January will end up being a dry month, the driest in three years.NOAA (custom credit)/NOAA

The lack of snow is frustrating for many, but there are also plenty of people loving the bare ground. This isn’t to say that things couldn’t change in the next couple of weeks, but we are rapidly running out of time for those of you hoping for a blockbuster snowy season.

There’s multiple reasons why we haven’t seen much in the way of snow or cold. One of these reasons is the polar vortex — which we often hear about when it expands or move south — has been locked up tight across the northern part of the planet. This keeps the cold air from penetrating very far south, so even when we’ve gotten some storms without the availability of the cold stuff, we’ve just seen rain.

The arctic oscillation typically fluctuates from positive to negative.NOAA (custom credit)/NOAA

The position of the jet stream has continued to allow Pacific air to stream across the country. When there has been a dip in the jet stream, the dip has occurred in the western part of the United States rather than here in the east.

The upper pattern in early February keeps a southerly flow across the east with milder air.Tropical Tidbits (custom credit)/Tropical Tidbits

The warm weather has also kept the ground from freezing very deeply. One of the earliest blooming small trees in southern New England is called a hamamelis. Mine was already starting to open up this morning a couple of weeks ahead of schedule.


Hamamelis "Diane" was already in bloom in Natick this month.Dave Epstein (custom credit)/Dave Epstein

With the forecast keeping warmer-than-average air in place over the next couple of weeks, it does look to me like we may be in for an early spring.

Of course, we can still get a big snowstorm, and many people who read this will point out it has snowed a lot in March, April, and even into May.
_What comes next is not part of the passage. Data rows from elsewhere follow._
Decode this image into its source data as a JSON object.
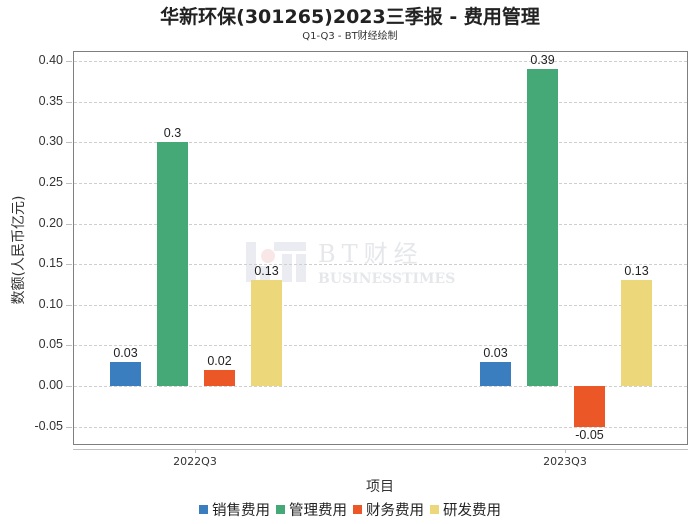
{
  "header": {
    "title": "华新环保(301265)2023三季报 - 费用管理",
    "subtitle": "Q1-Q3 - BT财经绘制"
  },
  "watermark": {
    "cn": "BT财经",
    "en": "BUSINESSTIMES"
  },
  "colors": {
    "销售费用": "#3a7ebf",
    "管理费用": "#45a877",
    "财务费用": "#ec5728",
    "研发费用": "#ecd77a"
  },
  "chart_data": {
    "type": "bar",
    "title": "华新环保(301265)2023三季报 - 费用管理",
    "subtitle": "Q1-Q3 - BT财经绘制",
    "xlabel": "项目",
    "ylabel": "数额(人民币亿元)",
    "categories": [
      "2022Q3",
      "2023Q3"
    ],
    "series": [
      {
        "name": "销售费用",
        "values": [
          0.03,
          0.03
        ],
        "color": "#3a7ebf"
      },
      {
        "name": "管理费用",
        "values": [
          0.3,
          0.39
        ],
        "color": "#45a877"
      },
      {
        "name": "财务费用",
        "values": [
          0.02,
          -0.05
        ],
        "color": "#ec5728"
      },
      {
        "name": "研发费用",
        "values": [
          0.13,
          0.13
        ],
        "color": "#ecd77a"
      }
    ],
    "data_labels": [
      [
        "0.03",
        "0.3",
        "0.02",
        "0.13"
      ],
      [
        "0.03",
        "0.39",
        "-0.05",
        "0.13"
      ]
    ],
    "yticks": [
      "0.40",
      "0.35",
      "0.30",
      "0.25",
      "0.20",
      "0.15",
      "0.10",
      "0.05",
      "0.00",
      "-0.05"
    ],
    "ylim": [
      -0.0645,
      0.412
    ],
    "grid": true,
    "legend_position": "bottom"
  }
}
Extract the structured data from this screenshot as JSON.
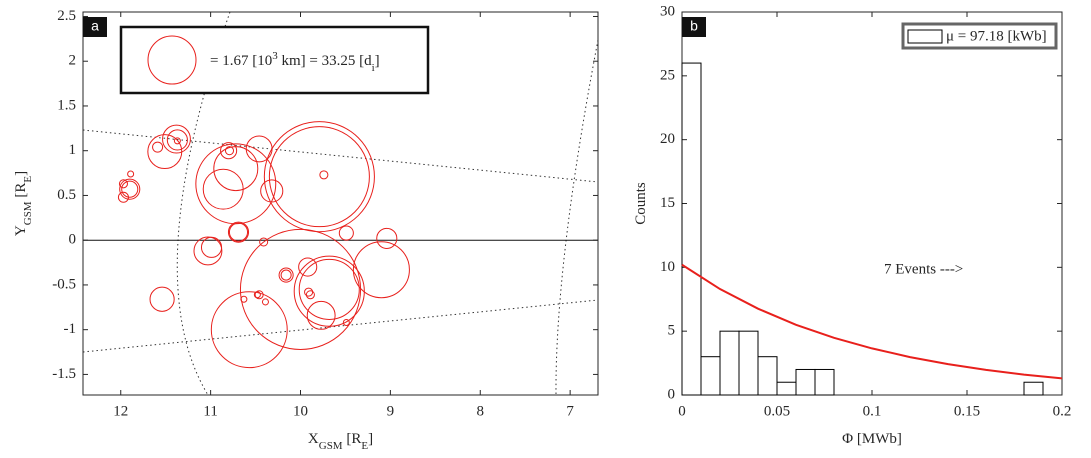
{
  "chart_data": [
    {
      "type": "bubble",
      "label": "a",
      "xlabel": [
        {
          "text": "X"
        },
        {
          "text": "GSM",
          "sub": true
        },
        {
          "text": " [R"
        },
        {
          "text": "E",
          "sub": true
        },
        {
          "text": "]"
        }
      ],
      "ylabel": [
        {
          "text": "Y"
        },
        {
          "text": "GSM",
          "sub": true
        },
        {
          "text": " [R"
        },
        {
          "text": "E",
          "sub": true
        },
        {
          "text": "]"
        }
      ],
      "xlim": [
        12.42,
        6.69
      ],
      "ylim": [
        -1.73,
        2.55
      ],
      "xticks": [
        12,
        11,
        10,
        9,
        8,
        7
      ],
      "yticks": [
        -1.5,
        -1,
        -0.5,
        0,
        0.5,
        1,
        1.5,
        2,
        2.5
      ],
      "zero_line": true,
      "color": "#e8201c",
      "size_legend": {
        "value": 1.67,
        "label": [
          {
            "text": "= 1.67 [10"
          },
          {
            "text": "3",
            "sup": true
          },
          {
            "text": " km] = 33.25 [d"
          },
          {
            "text": "i",
            "sub": true
          },
          {
            "text": "]"
          }
        ]
      },
      "x": [
        11.51,
        11.59,
        11.38,
        11.37,
        11.37,
        11.9,
        11.9,
        11.97,
        11.97,
        11.89,
        10.8,
        10.79,
        10.46,
        10.72,
        10.86,
        10.72,
        9.79,
        9.79,
        9.74,
        10.32,
        10.69,
        10.69,
        9.49,
        10.41,
        9.04,
        10.99,
        11.03,
        11.54,
        9.92,
        10.16,
        10.16,
        9.1,
        10.57,
        10.0,
        9.68,
        9.68,
        9.77,
        10.48,
        10.46,
        10.63,
        10.39,
        9.91,
        9.89,
        9.49
      ],
      "y": [
        0.99,
        1.04,
        1.13,
        1.12,
        1.11,
        0.57,
        0.57,
        0.48,
        0.63,
        0.74,
        1.0,
        1.0,
        1.02,
        0.8,
        0.57,
        0.63,
        0.71,
        0.71,
        0.73,
        0.55,
        0.09,
        0.09,
        0.08,
        -0.02,
        0.02,
        -0.08,
        -0.12,
        -0.66,
        -0.3,
        -0.39,
        -0.39,
        -0.33,
        -1.0,
        -0.55,
        -0.57,
        -0.55,
        -0.84,
        -0.61,
        -0.61,
        -0.66,
        -0.69,
        -0.58,
        -0.61,
        -0.92
      ],
      "sizes": [
        1.18,
        0.35,
        0.97,
        0.7,
        0.21,
        0.7,
        0.56,
        0.35,
        0.28,
        0.21,
        0.56,
        0.28,
        0.9,
        1.53,
        1.39,
        2.78,
        3.83,
        3.48,
        0.28,
        0.77,
        0.7,
        0.63,
        0.49,
        0.28,
        0.7,
        0.7,
        0.97,
        0.84,
        0.63,
        0.49,
        0.35,
        1.95,
        2.64,
        4.18,
        2.44,
        2.09,
        0.97,
        0.21,
        0.28,
        0.21,
        0.21,
        0.28,
        0.28,
        0.21
      ]
    },
    {
      "type": "histogram",
      "label": "b",
      "xlabel": [
        {
          "text": "Φ [MWb]"
        }
      ],
      "ylabel": [
        {
          "text": "Counts"
        }
      ],
      "xlim": [
        0,
        0.2
      ],
      "ylim": [
        0,
        30
      ],
      "xticks": [
        0,
        0.05,
        0.1,
        0.15,
        0.2
      ],
      "yticks": [
        0,
        5,
        10,
        15,
        20,
        25,
        30
      ],
      "annotation": "7 Events --->",
      "series": [
        {
          "type": "histogram",
          "name": "μ = 97.18 [kWb]",
          "color": "#000000",
          "bins": [
            0,
            0.01,
            0.02,
            0.03,
            0.04,
            0.05,
            0.06,
            0.07,
            0.08,
            0.09,
            0.1,
            0.11,
            0.12,
            0.13,
            0.14,
            0.15,
            0.16,
            0.17,
            0.18,
            0.19,
            0.2
          ],
          "counts": [
            26,
            3,
            5,
            5,
            3,
            1,
            2,
            2,
            0,
            0,
            0,
            0,
            0,
            0,
            0,
            0,
            0,
            0,
            1,
            0
          ]
        },
        {
          "type": "line",
          "color": "#e8201c",
          "x": [
            0,
            0.02,
            0.04,
            0.06,
            0.08,
            0.1,
            0.12,
            0.14,
            0.16,
            0.18,
            0.2
          ],
          "y": [
            10.2,
            8.3,
            6.76,
            5.5,
            4.48,
            3.65,
            2.97,
            2.42,
            1.97,
            1.6,
            1.3
          ]
        }
      ]
    }
  ]
}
However, the reality is that early next week, the gap between sunrise and sunset will increase to 10 hours of daylight, and that starts to prompt nature to go into spring mode. Lots of animals will begin mating, root activity starts to increase, and within the next couple of weeks, the songs of many birds will start to change.
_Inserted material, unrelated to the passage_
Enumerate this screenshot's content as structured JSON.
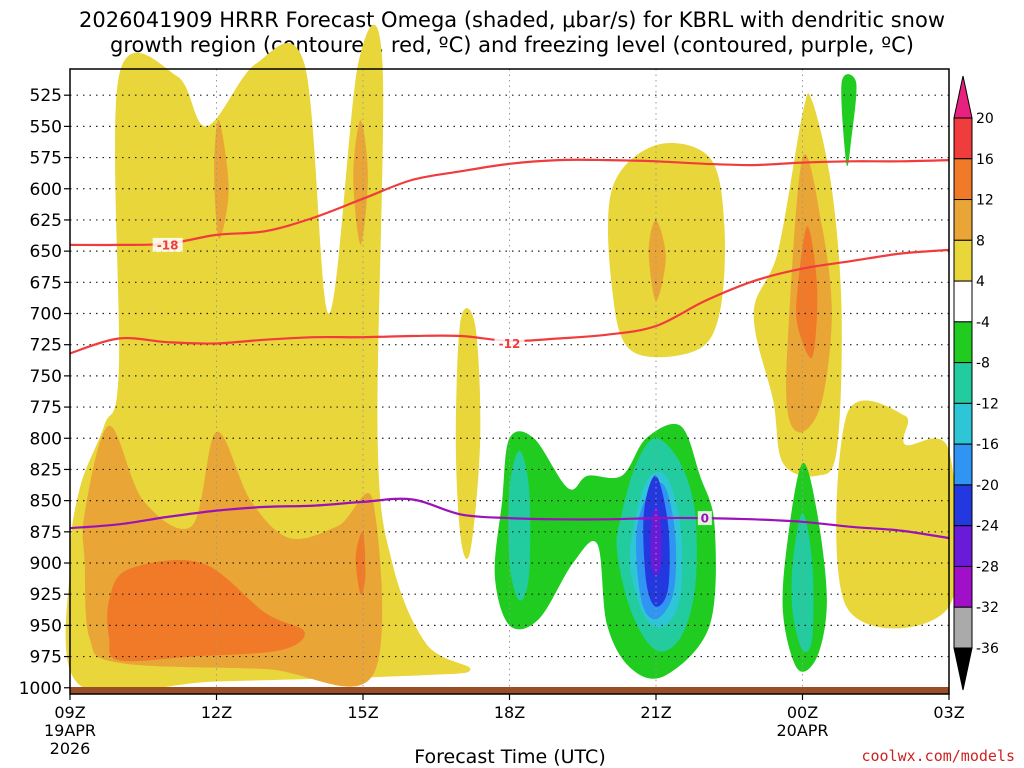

The North Atlantic Oscillation is forecast to remain in the positive mode through mid-February, a bad sign for a cold and snowy period of weather.WeatherBell (custom credit)/WeatherBell

It is going to snow again. The winter season isn’t over yet, but the transitional period from the coldest and darkest days is well underway. If we’re going to get a few cold weeks with significant accumulation of snow, some of these patterns that have been stuck in the warm mode are going to have to change. If not, then you can put a fork in this winter — it will be done.